Fred Trump, Mr. Trump’s long-deceased father, has continued to have an effect on his son’s finances.

In 2018, after a decade in which the former president declared no taxable income, he reported taxable income of more than $24 million and paid $1 million in federal taxes, nearly the entire total he paid as president.

That income, as previously detailed by The Times, appeared to be the result of more than $14 million in gains from the sale of an investment his father made in the 1970s, a Brooklyn housing complex named Starrett City, which became part of Mr. Trump’s inheritance.

But the new documents show that the effect of his inheritance in 2018 was far greater: Mr. Trump reported $25.7 million in gains from the sale of business properties that he and his siblings inherited or took through trusts, including the sale of Starrett City.

The sales of business properties Mr. Trump created himself came at a loss, however, dragging down his net proceeds and somewhat reducing his tax liability, the tax itemization shows.

That included a total of $1 million in property sold at a loss by 40 Wall Street, his office building in Lower Manhattan, and DJT Holdings LLC. He recorded another $1 million loss bailing his son Donald Trump Jr. out of a failed business to build prefabricated homes.

Mr. Trump also received tens of thousands of dollars in dividends while he was in the White House from trusts that were established for him when he was young, his tax returns show.

For years, Mr. Trump used the accounting firm Mazars USA to prepare his taxes and those of his businesses. Donald Bender, Mr. Trump’s longtime accountant at Mazars, had long been listed on the former president’s taxes as his accountant.

The firm formally cut ties with Mr. Trump and his businesses this year, saying it could no longer stand behind a decade of annual financial statements it prepared for the Trump Organization.

But it turns out Mazars and Mr. Trump had begun distancing themselves from each other as early as 2020. That year, BKM Sowan Horan, a Texas-based accounting firm, prepared Mr. Trump’s taxes, his returns show.

The release of the documents on Friday set off a new round of attacks between Democrats and Republicans on Capitol Hill, including threats of escalating — and politically motivated — future releases of private tax information.

Democrats cast the move as necessary oversight on a president who broke decades of precedent in declining to release his returns.

“Trump acted as though he had something to hide, a pattern consistent with the recent conviction of his family business for criminal tax fraud,” Representative Don Beyer, Democrat of Virginia and a Ways and Means Committee member, said in a news release. “As the public will now be able to see, Trump used questionable or poorly substantiated deductions and a number of other tax avoidance schemes as justification to pay little or no federal income tax in several of the years examined.”

But Republicans — who won control of the House in November — warned Democrats that they had started down a dangerous road, and that public pressure could push the incoming majority to release returns from President Biden’s family or a wide range of other private individuals.

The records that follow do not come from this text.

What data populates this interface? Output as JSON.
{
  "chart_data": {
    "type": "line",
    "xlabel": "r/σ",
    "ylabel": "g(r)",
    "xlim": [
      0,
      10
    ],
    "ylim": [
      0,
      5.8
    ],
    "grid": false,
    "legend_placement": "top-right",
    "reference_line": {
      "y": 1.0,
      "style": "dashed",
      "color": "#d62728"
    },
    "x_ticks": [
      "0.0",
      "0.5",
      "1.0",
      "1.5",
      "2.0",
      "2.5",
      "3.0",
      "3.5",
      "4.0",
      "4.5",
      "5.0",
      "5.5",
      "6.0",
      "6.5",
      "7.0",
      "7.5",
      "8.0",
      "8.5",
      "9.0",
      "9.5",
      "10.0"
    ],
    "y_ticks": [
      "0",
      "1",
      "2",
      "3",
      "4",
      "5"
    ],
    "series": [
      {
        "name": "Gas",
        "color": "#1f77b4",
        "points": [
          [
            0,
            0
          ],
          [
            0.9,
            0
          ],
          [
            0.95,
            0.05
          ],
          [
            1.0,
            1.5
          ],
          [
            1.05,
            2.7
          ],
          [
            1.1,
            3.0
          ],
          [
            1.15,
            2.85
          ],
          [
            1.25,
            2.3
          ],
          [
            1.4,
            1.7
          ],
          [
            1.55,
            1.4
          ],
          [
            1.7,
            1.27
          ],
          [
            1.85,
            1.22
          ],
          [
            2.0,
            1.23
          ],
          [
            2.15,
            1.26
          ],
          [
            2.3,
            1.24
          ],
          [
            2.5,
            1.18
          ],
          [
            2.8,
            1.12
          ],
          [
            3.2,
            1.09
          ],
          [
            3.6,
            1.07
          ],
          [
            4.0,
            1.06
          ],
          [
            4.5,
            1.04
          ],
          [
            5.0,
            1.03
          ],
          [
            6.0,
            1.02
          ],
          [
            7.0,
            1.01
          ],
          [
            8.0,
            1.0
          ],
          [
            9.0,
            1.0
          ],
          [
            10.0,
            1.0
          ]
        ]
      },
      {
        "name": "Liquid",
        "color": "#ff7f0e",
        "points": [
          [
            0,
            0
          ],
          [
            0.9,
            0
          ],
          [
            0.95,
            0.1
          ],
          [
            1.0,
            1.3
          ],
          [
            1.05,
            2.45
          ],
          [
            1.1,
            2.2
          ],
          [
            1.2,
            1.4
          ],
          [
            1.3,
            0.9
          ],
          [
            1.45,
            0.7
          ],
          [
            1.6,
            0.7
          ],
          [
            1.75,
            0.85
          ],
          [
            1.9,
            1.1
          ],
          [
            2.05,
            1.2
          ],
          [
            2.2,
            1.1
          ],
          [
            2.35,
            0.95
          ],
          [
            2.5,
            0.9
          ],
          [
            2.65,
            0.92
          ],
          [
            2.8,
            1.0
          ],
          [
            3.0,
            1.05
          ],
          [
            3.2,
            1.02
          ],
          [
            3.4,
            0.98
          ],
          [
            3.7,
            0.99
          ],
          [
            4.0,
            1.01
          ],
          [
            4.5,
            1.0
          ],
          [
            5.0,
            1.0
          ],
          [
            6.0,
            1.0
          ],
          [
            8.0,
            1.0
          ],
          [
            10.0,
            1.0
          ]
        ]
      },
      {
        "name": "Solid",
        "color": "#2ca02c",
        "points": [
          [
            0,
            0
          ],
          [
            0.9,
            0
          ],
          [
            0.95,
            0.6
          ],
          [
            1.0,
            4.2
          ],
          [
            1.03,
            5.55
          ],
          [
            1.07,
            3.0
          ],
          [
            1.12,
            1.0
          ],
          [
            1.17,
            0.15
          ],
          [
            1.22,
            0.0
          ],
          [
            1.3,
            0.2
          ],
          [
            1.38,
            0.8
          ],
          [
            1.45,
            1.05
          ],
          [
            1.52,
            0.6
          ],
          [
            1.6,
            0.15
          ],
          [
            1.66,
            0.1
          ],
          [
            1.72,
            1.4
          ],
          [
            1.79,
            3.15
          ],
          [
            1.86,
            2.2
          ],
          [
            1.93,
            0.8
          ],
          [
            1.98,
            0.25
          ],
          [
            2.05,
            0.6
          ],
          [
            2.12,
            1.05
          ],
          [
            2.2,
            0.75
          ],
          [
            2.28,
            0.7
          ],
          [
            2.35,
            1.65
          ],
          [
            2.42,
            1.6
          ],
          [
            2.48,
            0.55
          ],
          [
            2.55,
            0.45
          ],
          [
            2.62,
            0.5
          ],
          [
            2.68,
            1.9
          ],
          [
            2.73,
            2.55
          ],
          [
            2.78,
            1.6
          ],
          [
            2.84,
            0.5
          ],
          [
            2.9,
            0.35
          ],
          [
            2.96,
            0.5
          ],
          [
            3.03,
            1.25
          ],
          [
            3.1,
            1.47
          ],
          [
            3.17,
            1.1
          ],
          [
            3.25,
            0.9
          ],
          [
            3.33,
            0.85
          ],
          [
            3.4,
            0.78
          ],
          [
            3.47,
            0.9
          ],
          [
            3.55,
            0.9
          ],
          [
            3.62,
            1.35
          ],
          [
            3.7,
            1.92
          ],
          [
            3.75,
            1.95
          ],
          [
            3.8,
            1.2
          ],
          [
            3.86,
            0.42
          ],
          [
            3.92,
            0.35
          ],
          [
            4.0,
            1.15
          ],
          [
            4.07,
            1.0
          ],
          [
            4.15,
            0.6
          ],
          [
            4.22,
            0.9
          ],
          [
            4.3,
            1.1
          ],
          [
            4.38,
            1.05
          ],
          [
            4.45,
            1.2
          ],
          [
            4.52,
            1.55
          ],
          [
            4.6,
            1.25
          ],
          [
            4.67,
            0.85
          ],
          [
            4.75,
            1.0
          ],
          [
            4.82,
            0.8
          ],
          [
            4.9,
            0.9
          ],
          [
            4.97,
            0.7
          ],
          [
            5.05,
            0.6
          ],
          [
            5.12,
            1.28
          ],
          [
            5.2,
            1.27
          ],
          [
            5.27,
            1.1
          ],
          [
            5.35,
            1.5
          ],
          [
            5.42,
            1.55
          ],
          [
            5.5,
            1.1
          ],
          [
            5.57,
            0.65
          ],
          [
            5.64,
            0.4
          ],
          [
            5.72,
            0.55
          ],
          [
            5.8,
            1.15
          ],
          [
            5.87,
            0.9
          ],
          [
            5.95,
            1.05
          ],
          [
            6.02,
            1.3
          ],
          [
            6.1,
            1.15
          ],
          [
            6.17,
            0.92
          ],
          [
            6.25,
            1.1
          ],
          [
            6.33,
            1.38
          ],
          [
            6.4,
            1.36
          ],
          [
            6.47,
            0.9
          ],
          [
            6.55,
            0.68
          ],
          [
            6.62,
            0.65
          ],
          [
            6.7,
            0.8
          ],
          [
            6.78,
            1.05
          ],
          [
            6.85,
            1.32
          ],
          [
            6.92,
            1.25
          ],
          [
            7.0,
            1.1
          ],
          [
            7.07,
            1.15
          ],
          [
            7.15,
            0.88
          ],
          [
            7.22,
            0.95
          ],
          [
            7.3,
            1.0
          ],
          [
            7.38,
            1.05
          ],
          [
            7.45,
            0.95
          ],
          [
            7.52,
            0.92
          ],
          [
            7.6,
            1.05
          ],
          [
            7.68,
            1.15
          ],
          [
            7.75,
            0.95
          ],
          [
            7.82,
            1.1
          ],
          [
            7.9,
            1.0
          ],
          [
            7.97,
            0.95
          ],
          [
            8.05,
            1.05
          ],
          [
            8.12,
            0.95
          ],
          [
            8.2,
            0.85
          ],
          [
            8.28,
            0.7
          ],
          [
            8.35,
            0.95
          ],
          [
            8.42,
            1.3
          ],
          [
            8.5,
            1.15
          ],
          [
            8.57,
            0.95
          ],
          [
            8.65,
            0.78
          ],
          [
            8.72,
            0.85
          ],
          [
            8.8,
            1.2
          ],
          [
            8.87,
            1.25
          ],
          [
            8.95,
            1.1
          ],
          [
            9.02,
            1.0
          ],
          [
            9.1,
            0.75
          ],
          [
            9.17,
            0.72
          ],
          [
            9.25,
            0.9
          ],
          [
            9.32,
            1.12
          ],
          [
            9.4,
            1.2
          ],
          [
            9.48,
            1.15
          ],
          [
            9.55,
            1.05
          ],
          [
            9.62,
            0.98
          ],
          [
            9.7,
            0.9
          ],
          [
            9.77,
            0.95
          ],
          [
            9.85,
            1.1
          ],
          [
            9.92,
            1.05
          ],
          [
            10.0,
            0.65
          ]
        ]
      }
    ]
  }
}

“Going forward, all future chairs of both the House Ways and Means Committee and the Senate Finance Committee will have nearly unlimited power to target and make public the tax returns of private citizens, political enemies, business and labor leaders, or even the Supreme Court justices themselves,” Representative Kevin Brady of Texas, the top Republican on the Ways and Means Committee, said in a statement on Friday.

Mr. Trump weighed in late Friday morning with an email statement that also raised the threat of retaliation.

“The Democrats should have never done it, the Supreme Court should have never approved it, and it’s going to lead to horrible things for so many people,” he said. “The great USA divide will now grow far worse. The Radical Left Democrats have weaponized everything, but remember, that is a dangerous two-way street!”